Pada saat yang sama, muncul isu bahwa anggota LDII memberikan sejumlah materi, seperti makanan, kepada warga di Dusun Gawok. Tujuannya terkait dengan keberadaan LDII. Jemaah LDII sendiri hanya beberapa orang yang asli warga Dusun Gawok dan kesemuanya masih berhubungan saudara.
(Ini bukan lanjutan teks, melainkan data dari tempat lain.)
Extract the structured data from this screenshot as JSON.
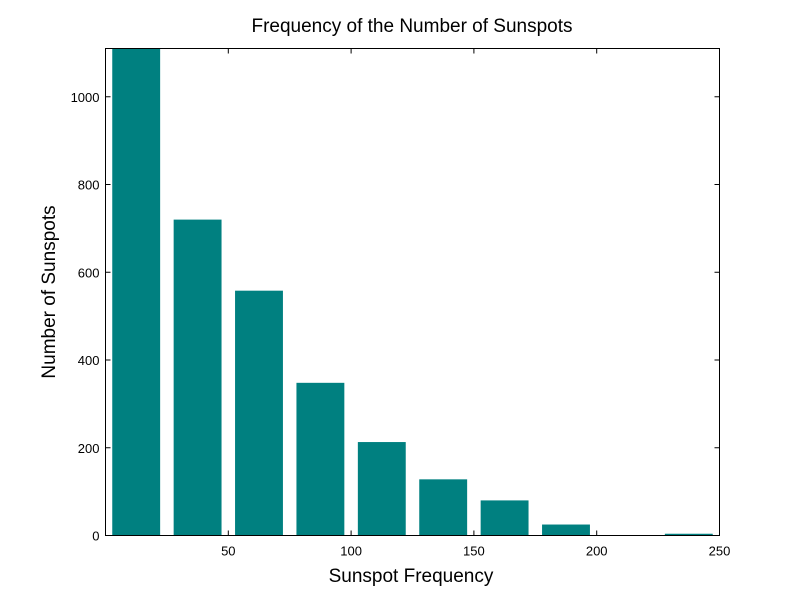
{
  "chart_data": {
    "type": "bar",
    "title": "Frequency of the Number of Sunspots",
    "xlabel": "Sunspot Frequency",
    "ylabel": "Number of Sunspots",
    "x": [
      12.5,
      37.5,
      62.5,
      87.5,
      112.5,
      137.5,
      162.5,
      187.5,
      212.5,
      237.5
    ],
    "values": [
      1110,
      720,
      558,
      348,
      213,
      128,
      80,
      25,
      1,
      4
    ],
    "bar_width": 19.5,
    "xlim": [
      0,
      250
    ],
    "ylim": [
      0,
      1110
    ],
    "xticks": [
      50,
      100,
      150,
      200,
      250
    ],
    "yticks": [
      0,
      200,
      400,
      600,
      800,
      1000
    ],
    "bar_color": "#008080",
    "grid": false
  }
}
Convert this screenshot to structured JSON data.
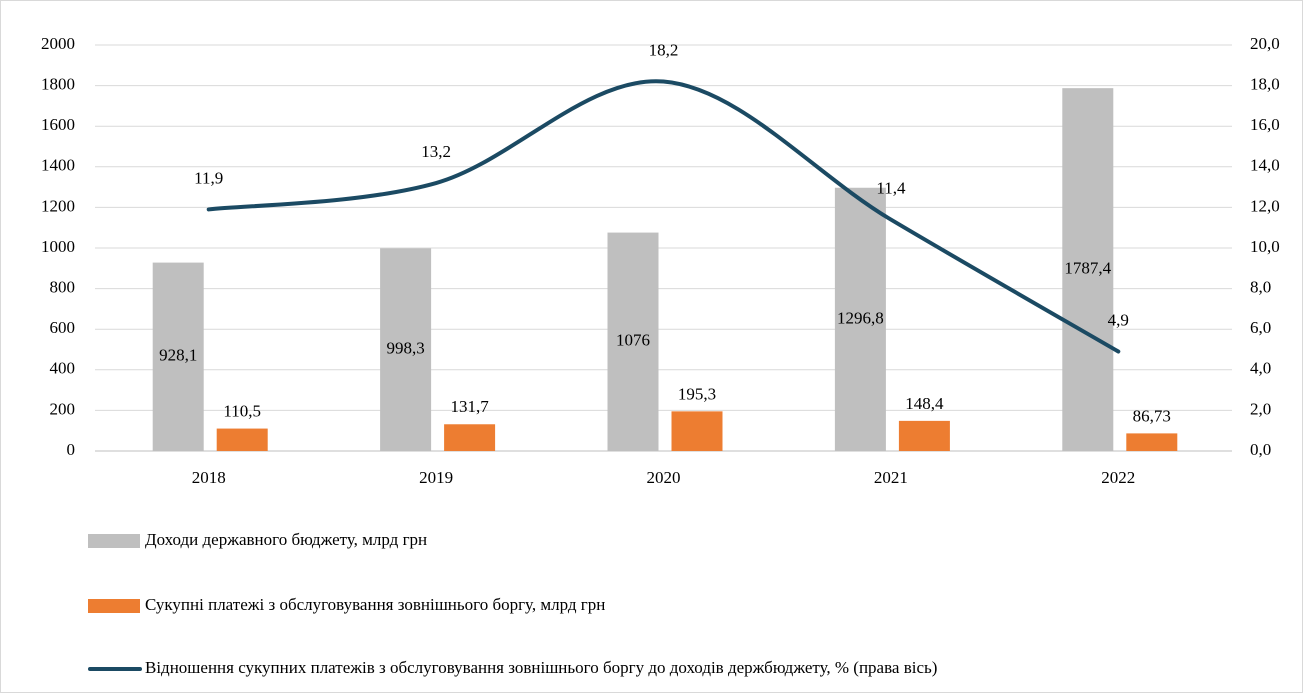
{
  "chart_data": {
    "type": "bar",
    "categories": [
      "2018",
      "2019",
      "2020",
      "2021",
      "2022"
    ],
    "series": [
      {
        "name": "Доходи державного бюджету, млрд грн",
        "type": "bar",
        "color": "#bfbfbf",
        "values": [
          928.1,
          998.3,
          1076,
          1296.8,
          1787.4
        ],
        "value_labels": [
          "928,1",
          "998,3",
          "1076",
          "1296,8",
          "1787,4"
        ]
      },
      {
        "name": "Сукупні платежі з обслуговування зовнішнього боргу, млрд грн",
        "type": "bar",
        "color": "#ed7d31",
        "values": [
          110.5,
          131.7,
          195.3,
          148.4,
          86.73
        ],
        "value_labels": [
          "110,5",
          "131,7",
          "195,3",
          "148,4",
          "86,73"
        ]
      },
      {
        "name": "Відношення сукупних платежів з обслуговування зовнішнього боргу до доходів держбюджету, % (права вісь)",
        "type": "line",
        "axis": "y2",
        "color": "#1b4a63",
        "values": [
          11.9,
          13.2,
          18.2,
          11.4,
          4.9
        ],
        "value_labels": [
          "11,9",
          "13,2",
          "18,2",
          "11,4",
          "4,9"
        ]
      }
    ],
    "ylim": [
      0,
      2000
    ],
    "yticks": [
      0,
      200,
      400,
      600,
      800,
      1000,
      1200,
      1400,
      1600,
      1800,
      2000
    ],
    "y2lim": [
      0,
      20
    ],
    "y2ticks": [
      {
        "value": 0,
        "label": "0,0"
      },
      {
        "value": 2,
        "label": "2,0"
      },
      {
        "value": 4,
        "label": "4,0"
      },
      {
        "value": 6,
        "label": "6,0"
      },
      {
        "value": 8,
        "label": "8,0"
      },
      {
        "value": 10,
        "label": "10,0"
      },
      {
        "value": 12,
        "label": "12,0"
      },
      {
        "value": 14,
        "label": "14,0"
      },
      {
        "value": 16,
        "label": "16,0"
      },
      {
        "value": 18,
        "label": "18,0"
      },
      {
        "value": 20,
        "label": "20,0"
      }
    ],
    "grid": true,
    "legend": "bottom"
  }
}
Muncul pula isu, Jemaah LDII di dusun itu dekat dengan kepala desa setempat.

Kasus di Dusun Gawok itu sendiri salah satunya dipicu oleh pelaksanaan dua sholat jumat dalam satu dusun. Karena alasan tertentu, pelaksanaan dua sholat jumat, apalagi di sebuah dusun yang kecil itu kurang lazim. Di samping itu, citra sosial keagamaan terhadap LDII yang pun turut memengaruhi bagaimana masyarakat memposisikan LDII. Selama ini ada kesan bahwa ada beberapa pemahaman LDII yang dinilai “asing” bagi warga setempat. Misalnya, keinginan sholat jumat menyendiri itu tadi.
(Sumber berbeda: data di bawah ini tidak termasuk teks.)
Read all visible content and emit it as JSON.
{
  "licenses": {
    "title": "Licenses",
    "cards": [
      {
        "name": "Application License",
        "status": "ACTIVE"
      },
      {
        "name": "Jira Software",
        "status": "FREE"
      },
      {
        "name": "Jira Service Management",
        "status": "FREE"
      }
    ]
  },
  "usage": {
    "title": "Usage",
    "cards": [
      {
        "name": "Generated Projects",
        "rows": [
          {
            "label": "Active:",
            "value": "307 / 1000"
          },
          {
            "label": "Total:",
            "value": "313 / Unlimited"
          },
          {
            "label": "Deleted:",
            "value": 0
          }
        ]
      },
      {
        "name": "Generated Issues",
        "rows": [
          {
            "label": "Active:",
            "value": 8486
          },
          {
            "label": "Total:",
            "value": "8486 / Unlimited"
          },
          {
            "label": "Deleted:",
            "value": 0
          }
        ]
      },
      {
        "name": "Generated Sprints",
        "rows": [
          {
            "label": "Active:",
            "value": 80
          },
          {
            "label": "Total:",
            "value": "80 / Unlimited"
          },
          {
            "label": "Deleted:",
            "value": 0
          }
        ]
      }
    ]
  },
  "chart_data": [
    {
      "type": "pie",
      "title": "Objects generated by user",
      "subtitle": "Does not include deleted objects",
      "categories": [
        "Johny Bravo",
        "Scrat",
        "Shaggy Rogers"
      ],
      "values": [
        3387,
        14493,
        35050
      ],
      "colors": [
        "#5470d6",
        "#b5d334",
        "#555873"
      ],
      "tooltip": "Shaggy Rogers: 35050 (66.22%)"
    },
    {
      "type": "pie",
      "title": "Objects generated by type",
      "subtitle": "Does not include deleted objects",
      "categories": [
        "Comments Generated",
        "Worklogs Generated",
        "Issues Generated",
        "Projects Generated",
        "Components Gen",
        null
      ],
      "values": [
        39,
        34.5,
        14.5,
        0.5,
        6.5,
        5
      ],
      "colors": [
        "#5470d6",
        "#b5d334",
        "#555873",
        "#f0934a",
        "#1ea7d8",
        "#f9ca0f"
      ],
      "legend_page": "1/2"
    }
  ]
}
Namun, sampai tulisan ini saya buat, tidak ada konflik lanjutan tentang kasus tersebut. Meskipun ada konflik, tetapi sampai sekarang sepertinya bersifat terpendam. Aktifitas beribadah pun berjalan sebagaimana biasa. Jemaah LDII tetap sholat jumat di tempat ibadah miliknya. Warga lainnya sholat jumat di sebuah masjid yang ada di dusun tersebut. Mayoritas warga di dusun Gawok itu pun berpaham keagamaan NU. Keberadaan mayoritas petani-santri di dusun itu pun mencirikan hal itu.
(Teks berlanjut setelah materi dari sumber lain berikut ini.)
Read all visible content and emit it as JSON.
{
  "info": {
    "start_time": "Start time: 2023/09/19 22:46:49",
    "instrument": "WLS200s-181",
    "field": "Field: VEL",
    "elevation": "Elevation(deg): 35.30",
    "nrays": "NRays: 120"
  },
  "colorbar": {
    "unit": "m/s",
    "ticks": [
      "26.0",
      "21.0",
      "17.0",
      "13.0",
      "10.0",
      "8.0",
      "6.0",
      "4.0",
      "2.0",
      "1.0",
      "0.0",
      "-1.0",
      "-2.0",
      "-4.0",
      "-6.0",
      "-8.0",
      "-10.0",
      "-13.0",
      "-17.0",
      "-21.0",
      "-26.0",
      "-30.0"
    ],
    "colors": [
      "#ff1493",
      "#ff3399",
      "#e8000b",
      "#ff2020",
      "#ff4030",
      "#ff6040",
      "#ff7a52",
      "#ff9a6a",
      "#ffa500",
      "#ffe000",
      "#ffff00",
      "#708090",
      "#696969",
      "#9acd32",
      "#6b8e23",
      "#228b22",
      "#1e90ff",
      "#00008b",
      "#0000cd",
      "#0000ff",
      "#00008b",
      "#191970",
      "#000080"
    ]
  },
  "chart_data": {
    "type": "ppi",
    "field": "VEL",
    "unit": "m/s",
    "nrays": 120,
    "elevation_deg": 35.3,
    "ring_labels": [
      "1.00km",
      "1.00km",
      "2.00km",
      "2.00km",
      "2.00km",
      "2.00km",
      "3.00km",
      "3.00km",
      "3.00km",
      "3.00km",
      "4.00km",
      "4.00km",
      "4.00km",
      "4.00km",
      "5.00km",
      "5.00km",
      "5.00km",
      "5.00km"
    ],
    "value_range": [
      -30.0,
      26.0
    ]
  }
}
Kembali pada keberadaan petani-santri yang berada di kawasan pedesaan. Menurut tesis Abdul Munir Mulkhan dalam disertasinya yang telah dibukukan (2000) mengatakan, gerakan Islam yang cenderung fundamentalis di kawasan pedesaan telah mengalami pemudaran, sebaliknya neo-sufisme cenderung berkembang di kawasan pedesaan. Dalam hal ini tipe gerakan keagamaan yang cenderung fundamentalis perlu dimaknai secara hati-hati. Berdasarkan itu, gerakan keagamaan seperti LDII yang, antara lain, dikenal eksklusif akan sulit berkembang di kawasan pedesaan. Seandainya berkembang maka akan muncul hubungan konflik dengan berbagai bentuknya.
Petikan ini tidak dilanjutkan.